Despite suffrage granted by the Fifteenth Amendment, few African Americans voted because of poll taxes, literacy tests, and intimidation. Most African Americans were sharecroppers trapped in a cycle of debt. Socially, few whites viewed blacks as equals. One man who fought for change was Booker T. Washington.
Washington was born into slavery in 1856. He had experienced racism his entire life. After emancipation, he was one of the few African Americans to get an education.
Washington believed that Southern racism was so entrenched that there was no value to demanding immediate social equality. He established a school, the Tuskegee Institute, aimed to train African Americans in crucial skills.

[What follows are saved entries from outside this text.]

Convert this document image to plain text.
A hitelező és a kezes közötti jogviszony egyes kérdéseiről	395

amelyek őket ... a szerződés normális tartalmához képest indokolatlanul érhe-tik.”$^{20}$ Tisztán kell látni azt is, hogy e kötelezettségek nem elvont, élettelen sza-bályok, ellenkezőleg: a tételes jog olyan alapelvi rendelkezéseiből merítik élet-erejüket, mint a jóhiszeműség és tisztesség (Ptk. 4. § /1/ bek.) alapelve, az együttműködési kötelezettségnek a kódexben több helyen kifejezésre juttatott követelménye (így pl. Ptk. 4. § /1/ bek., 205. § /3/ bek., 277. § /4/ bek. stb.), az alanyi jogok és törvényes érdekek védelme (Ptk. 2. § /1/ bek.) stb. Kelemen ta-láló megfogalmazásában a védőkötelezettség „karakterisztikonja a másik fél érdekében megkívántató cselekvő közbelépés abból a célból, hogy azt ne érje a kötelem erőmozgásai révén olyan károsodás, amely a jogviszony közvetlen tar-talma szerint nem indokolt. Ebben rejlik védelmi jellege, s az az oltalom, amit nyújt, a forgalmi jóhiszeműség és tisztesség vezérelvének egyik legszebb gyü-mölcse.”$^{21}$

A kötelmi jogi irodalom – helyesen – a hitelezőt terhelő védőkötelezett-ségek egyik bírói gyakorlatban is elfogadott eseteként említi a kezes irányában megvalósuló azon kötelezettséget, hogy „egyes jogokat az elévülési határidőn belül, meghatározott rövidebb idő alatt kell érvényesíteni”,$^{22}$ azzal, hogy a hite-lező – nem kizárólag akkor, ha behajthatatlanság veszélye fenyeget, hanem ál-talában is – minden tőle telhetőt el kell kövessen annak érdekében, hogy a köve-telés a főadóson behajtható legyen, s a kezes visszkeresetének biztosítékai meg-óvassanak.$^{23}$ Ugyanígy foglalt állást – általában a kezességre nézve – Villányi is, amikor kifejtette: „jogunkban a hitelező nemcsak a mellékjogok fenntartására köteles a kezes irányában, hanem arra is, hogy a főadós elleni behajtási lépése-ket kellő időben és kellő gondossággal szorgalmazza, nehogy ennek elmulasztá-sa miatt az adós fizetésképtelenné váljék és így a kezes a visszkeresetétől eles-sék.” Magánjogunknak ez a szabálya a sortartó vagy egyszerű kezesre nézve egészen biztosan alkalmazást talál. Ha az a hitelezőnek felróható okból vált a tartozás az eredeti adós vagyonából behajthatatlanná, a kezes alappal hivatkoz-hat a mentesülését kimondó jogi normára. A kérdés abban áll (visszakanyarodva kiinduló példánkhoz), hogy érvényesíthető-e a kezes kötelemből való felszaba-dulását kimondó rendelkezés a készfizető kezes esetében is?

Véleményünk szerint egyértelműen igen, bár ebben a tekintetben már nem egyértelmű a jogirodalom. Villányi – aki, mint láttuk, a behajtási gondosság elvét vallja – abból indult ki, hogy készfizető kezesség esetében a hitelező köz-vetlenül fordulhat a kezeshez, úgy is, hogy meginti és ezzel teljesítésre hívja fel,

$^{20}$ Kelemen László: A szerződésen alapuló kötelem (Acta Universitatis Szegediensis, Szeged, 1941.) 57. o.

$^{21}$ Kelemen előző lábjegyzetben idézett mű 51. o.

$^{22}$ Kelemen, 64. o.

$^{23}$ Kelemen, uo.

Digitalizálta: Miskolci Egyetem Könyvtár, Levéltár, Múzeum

Tuskegee Institute became a center for agricultural research. One important graduate was George Washington Carver, a famous agriculturalist. Carver introduced crop diversification and new uses for common crops like sweet potatoes, pecans, and peanuts. Washington believed that this new approach to agriculture could improve the economic status of African Americans.
Washington believed that African Americans should focus on vocational education in order to make them productive members of society. He argued that only then would whites see them as equal.
Many whites approved of Washington’s moderate stance. The African American community was split. Critics such as early civil rights leader W. E. B. DuBois accused Washington of cooperating with Southern racism.
In 1906, Washington was invited to the White House by President Theodore Roosevelt—the first time in American history that an African American leader received such a prestigious invitation.